Ask AI opens a new tab with your chosen AI assistant and uploads the PDF. If you selected a prompt, it's automatically added to the chat.
How Ask AI works
When you send PDFs to an AI assistant, Paperpile opens a new tab and uploads the files to whichever account you're signed into.
This lets you leverage work or university accounts that have paid-tier AI features enabled. Many AI assistants also offer generous free tiers, though you may encounter rate limits or feature limitations.
The Paperpile extension inserts the Paperpile interface into your AI assistant's web application, similar to how the extension works with Google Scholar or Google Docs.
Troubleshooting
If you experience any persistent problem preventing you from using Ask AI, please share feedback using the beta testing form or contact our support team at support@paperpile.com.
Sign in to your AI assistant account
Make sure you're signed into your AI assistant account before using Ask AI. Paperpile will use whichever account is currently signed in.
PDFs aren't uploading
- Rate limits: Some AI assistants have quotas or rate limits that Paperpile can't detect. Try uploading a PDF directly in the AI assistant to see if an error message appears. If the assistant shows a quota or rate limit error, wait and try again later.
- Free accounts: ChatGPT and Claude have very restrictive limits on PDF attachments for free accounts. Try using Gemini, or upgrade to a Pro-level account for better PDF support.
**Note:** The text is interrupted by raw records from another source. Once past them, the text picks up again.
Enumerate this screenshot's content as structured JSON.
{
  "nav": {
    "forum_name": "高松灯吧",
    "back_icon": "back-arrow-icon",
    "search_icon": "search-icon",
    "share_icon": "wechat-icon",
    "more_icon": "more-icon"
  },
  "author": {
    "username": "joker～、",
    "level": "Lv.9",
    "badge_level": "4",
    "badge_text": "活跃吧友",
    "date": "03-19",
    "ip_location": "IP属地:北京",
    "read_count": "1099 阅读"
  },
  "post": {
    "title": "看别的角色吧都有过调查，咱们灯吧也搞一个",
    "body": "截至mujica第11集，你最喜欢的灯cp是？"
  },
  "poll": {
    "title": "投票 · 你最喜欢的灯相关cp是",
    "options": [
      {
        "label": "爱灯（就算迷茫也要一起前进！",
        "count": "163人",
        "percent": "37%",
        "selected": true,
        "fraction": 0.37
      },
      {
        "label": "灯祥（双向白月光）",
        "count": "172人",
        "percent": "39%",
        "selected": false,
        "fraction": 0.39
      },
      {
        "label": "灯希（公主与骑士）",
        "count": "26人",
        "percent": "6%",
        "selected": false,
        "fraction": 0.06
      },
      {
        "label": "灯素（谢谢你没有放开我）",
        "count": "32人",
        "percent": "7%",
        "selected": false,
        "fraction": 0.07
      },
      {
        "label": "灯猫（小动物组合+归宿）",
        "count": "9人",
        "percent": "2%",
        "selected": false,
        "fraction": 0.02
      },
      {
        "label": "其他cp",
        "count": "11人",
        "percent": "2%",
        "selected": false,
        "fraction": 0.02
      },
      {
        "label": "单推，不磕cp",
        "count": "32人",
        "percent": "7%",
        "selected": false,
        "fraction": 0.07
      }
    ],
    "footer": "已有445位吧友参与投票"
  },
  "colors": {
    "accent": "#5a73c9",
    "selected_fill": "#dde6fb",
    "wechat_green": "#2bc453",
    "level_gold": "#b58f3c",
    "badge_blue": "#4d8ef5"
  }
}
Paperpile button isn't showing in my AI assistant
- First, try reloading the AI assistant page. The Paperpile button should appear.
- If that doesn't work, reload the browser extension (See Troubleshooting: Chrome extension).
- Make sure your extension is up-to-date (See “Updating the Chrome extension” at Troubleshooting: Chrome extension).
Known limitations
Claude PDF limits
- Claude allows you to upload approximately 10 PDFs per chat but often fails after submission when more than three PDFs are included. For best results with Claude, limit your uploads to three PDFs per chat thread.
Chrome only
- For now, Ask AI is only supported in the Paperpile Chrome extension.
- We plan to add support for Safari and Firefox in early 2026.
AI hallucinations
- AI models occasionally hallucinate details such as exact quotes, article links, DOIs, or specific facts. Always verify important information by following the links back to the source PDFs. Paperpile encourages AI assistants to link to primary sources to make verification easier.